За мостом развилка, а на развилке камень, где написана дата рождения и смерти каждого, кто удосужится прочитать. За камнем — город с алыми крышами и белой стеной, город, в котором росли когда-то золотые яблоки, в кузницах которого раздавался мелодичный перезвон, ковали прямые тяжелые мечи.
— Я тут сто раз… ходил, — пробормотал Кайдо, с трудом поднимаясь на ноги. — Куда все делось?
Он приложил руку козырьком ко лбу и вгляделся вдаль, не щурясь и не мигая. Крючья скал подцепили длинные алые облака, словно диковинную пряжу — вечерело.
Пятнадцатый вечер с тех пор, как за спиной захлопнулась дверь домика проводника.
Кайдо давно уже сбросил и оставил где-то куртку, потом свитер, и кожа плеч засветилась красной медью загара. Короткие черные волосы встопорщились, кончики пальцев стали сине-фиолетовыми от постоянных укусов. Кровь из них больше не текла — Запределье на мелочи не разменивалось.
На плоской, словно стол, равнине, торчало вдали что-то похожее на черепаший панцирь, из-под которого виднелись две тощие лапы.
Кайдо свернул к «панцирю», прибавив шаг. При ближайшем рассмотрении панцирь оказался дощатым столом, на котором лежало одинокое желтое яблоко. «Лапы» превратились в двоих — тощего мужчину в потрепанной набедренной повязке и женщину в похожем костюме.

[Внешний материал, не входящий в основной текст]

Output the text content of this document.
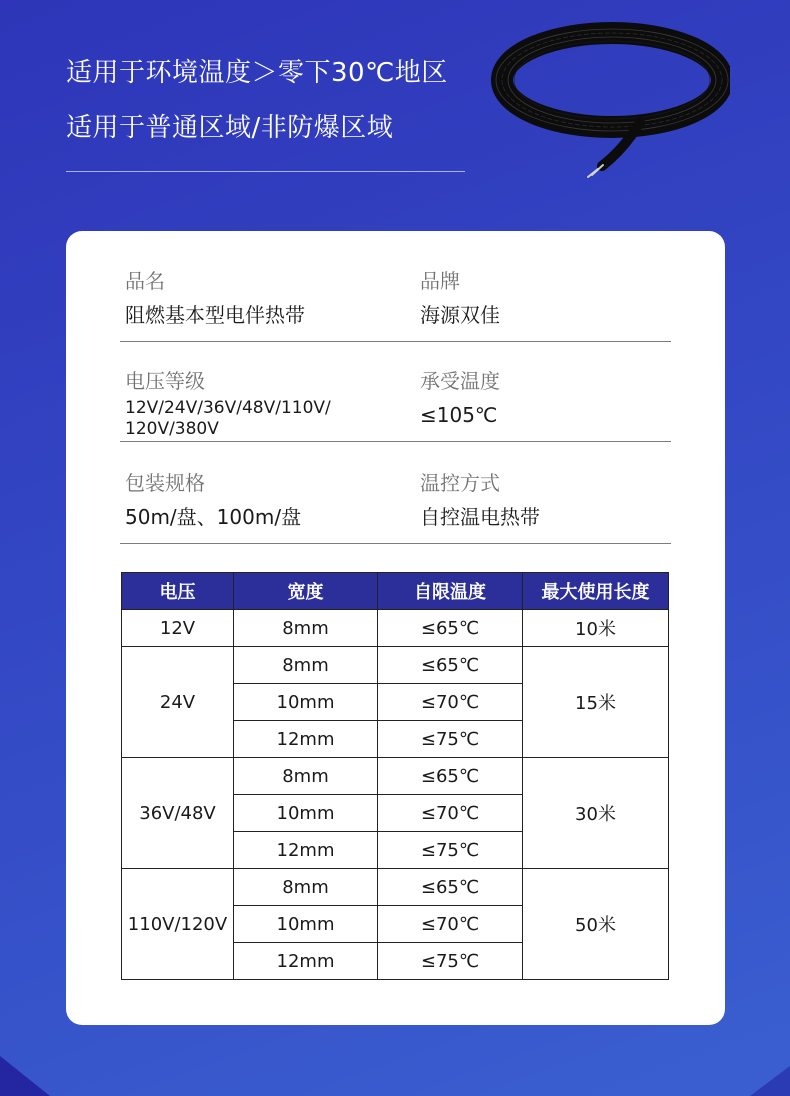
适用于环境温度＞零下30℃地区
适用于普通区域/非防爆区域
品名
阻燃基本型电伴热带
品牌
海源双佳
电压等级
12V/24V/36V/48V/110V/
120V/380V
承受温度
≤105℃
包装规格
50m/盘、100m/盘
温控方式
自控温电热带
电压	宽度	自限温度	最大使用长度
12V	8mm	≤65℃	10米
24V	8mm	≤65℃	15米
	10mm	≤70℃	
	12mm	≤75℃	
36V/48V	8mm	≤65℃	30米
	10mm	≤70℃	
	12mm	≤75℃	
110V/120V	8mm	≤65℃	50米
	10mm	≤70℃	
	12mm	≤75℃	
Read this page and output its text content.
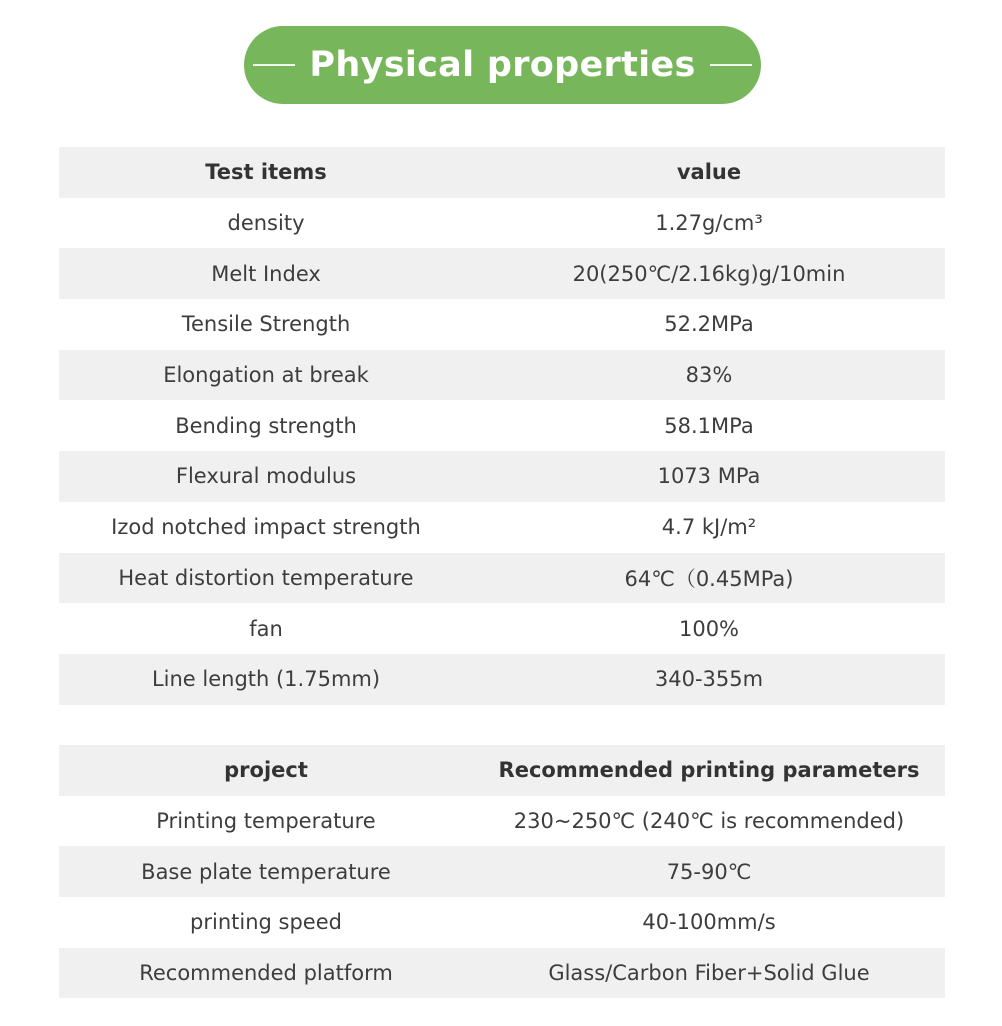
Physical properties
Test items	value
density	1.27g/cm³
Melt Index	20(250℃/2.16kg)g/10min
Tensile Strength	52.2MPa
Elongation at break	83%
Bending strength	58.1MPa
Flexural modulus	1073 MPa
Izod notched impact strength	4.7 kJ/m²
Heat distortion temperature	64℃（0.45MPa)
fan	100%
Line length (1.75mm)	340-355m
project	Recommended printing parameters
Printing temperature	230~250℃ (240℃ is recommended)
Base plate temperature	75-90℃
printing speed	40-100mm/s
Recommended platform	Glass/Carbon Fiber+Solid Glue
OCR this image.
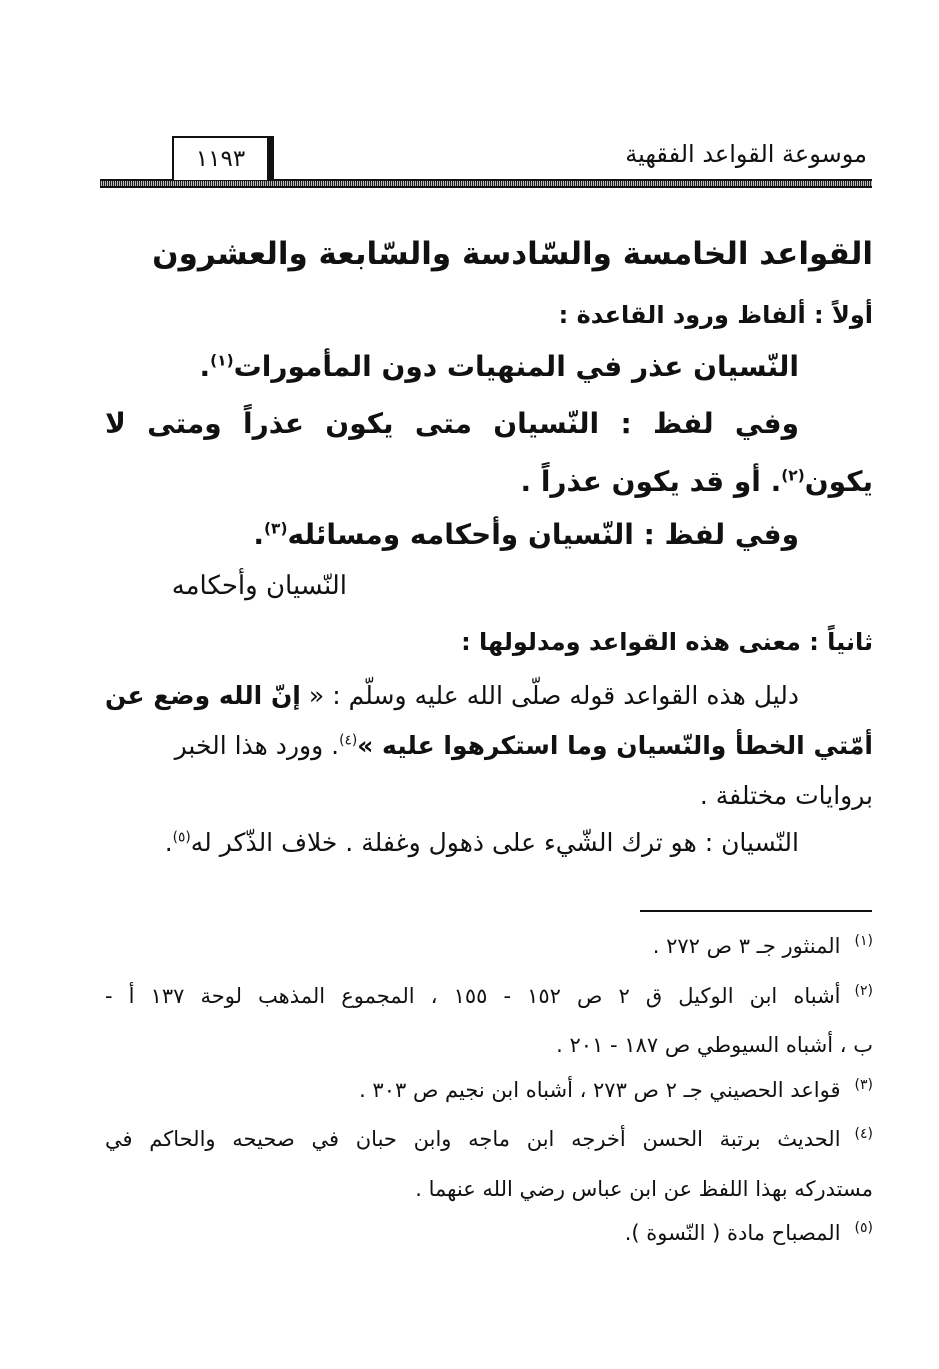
موسوعة القواعد الفقهية
١١٩٣
القواعد الخامسة والسّادسة والسّابعة والعشرون
أولاً : ألفاظ ورود القاعدة :
النّسيان عذر في المنهيات دون المأمورات$^{(١)}$.
وفي لفظ : النّسيان متى يكون عذراً ومتى لا
يكون$^{(٢)}$. أو قد يكون عذراً .
وفي لفظ : النّسيان وأحكامه ومسائله$^{(٣)}$.
النّسيان وأحكامه
ثانياً : معنى هذه القواعد ومدلولها :
دليل هذه القواعد قوله صلّى الله عليه وسلّم : « إنّ الله وضع عن
أمّتي الخطأ والنّسيان وما استكرهوا عليه »$^{(٤)}$. وورد هذا الخبر
بروايات مختلفة .
النّسيان : هو ترك الشّيء على ذهول وغفلة . خلاف الذّكر له$^{(٥)}$.
$^{(١)}$المنثور جـ ٣ ص ٢٧٢ .
$^{(٢)}$أشباه ابن الوكيل ق ٢ ص ١٥٢ - ١٥٥ ، المجموع المذهب لوحة ١٣٧ أ -
ب ، أشباه السيوطي ص ١٨٧ - ٢٠١ .
$^{(٣)}$قواعد الحصيني جـ ٢ ص ٢٧٣ ، أشباه ابن نجيم ص ٣٠٣ .
$^{(٤)}$الحديث برتبة الحسن أخرجه ابن ماجه وابن حبان في صحيحه والحاكم في
مستدركه بهذا اللفظ عن ابن عباس رضي الله عنهما .
$^{(٥)}$المصباح مادة ( النّسوة ).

Мужчина поднял на Кайдо кроткие глаза и вздохнул. Женщина обрадовалась:
— К столу! К столу! — захлопала в ладоши она. — Хозяйка просит гостей к столу! Угощайтесь! — она развернулась к мужчине: — И ты жри, подонок! Сколько можно повторять!
— Не хочу, — неуверенно сказал мужчина. — Лапуль, ну не хочу я это кушать…
— Кожа да кости! — возвестила женщина, тыча пальцем под впалые ребра мужчины. — Подонок, а… вот подонок… — и вдруг разрыдалась.
Кайдо посмотрел на яблоко. Оно лежало немного на боку, уже чуть подвядшее, с тонкой янтарной кожурой.
— Где вы его взяли? — спросил он.
— Я взяла, — утирая слезы, призналась женщина. — Смотрю, этот подонок с голоду дохнет… булькает. Ноет. Ну и пошла искать. Написано возле дерева — не рвать. А я-то через оградку перелезла и сорвала, чтобы этого падлюку спасти… А он не ест! Не ест, сволочь, а я же ради него… — и снова разрыдалась.
— Я же не знаю, где ты его сорвала, — возразил мужчина, запуская пальцы в жиденькие кудрявые волосы, — вдруг там канцерогены… или радиация.
— Вот ты у меня где! — взвизгнула женщина, пиля шею ребром ладони: — Вот!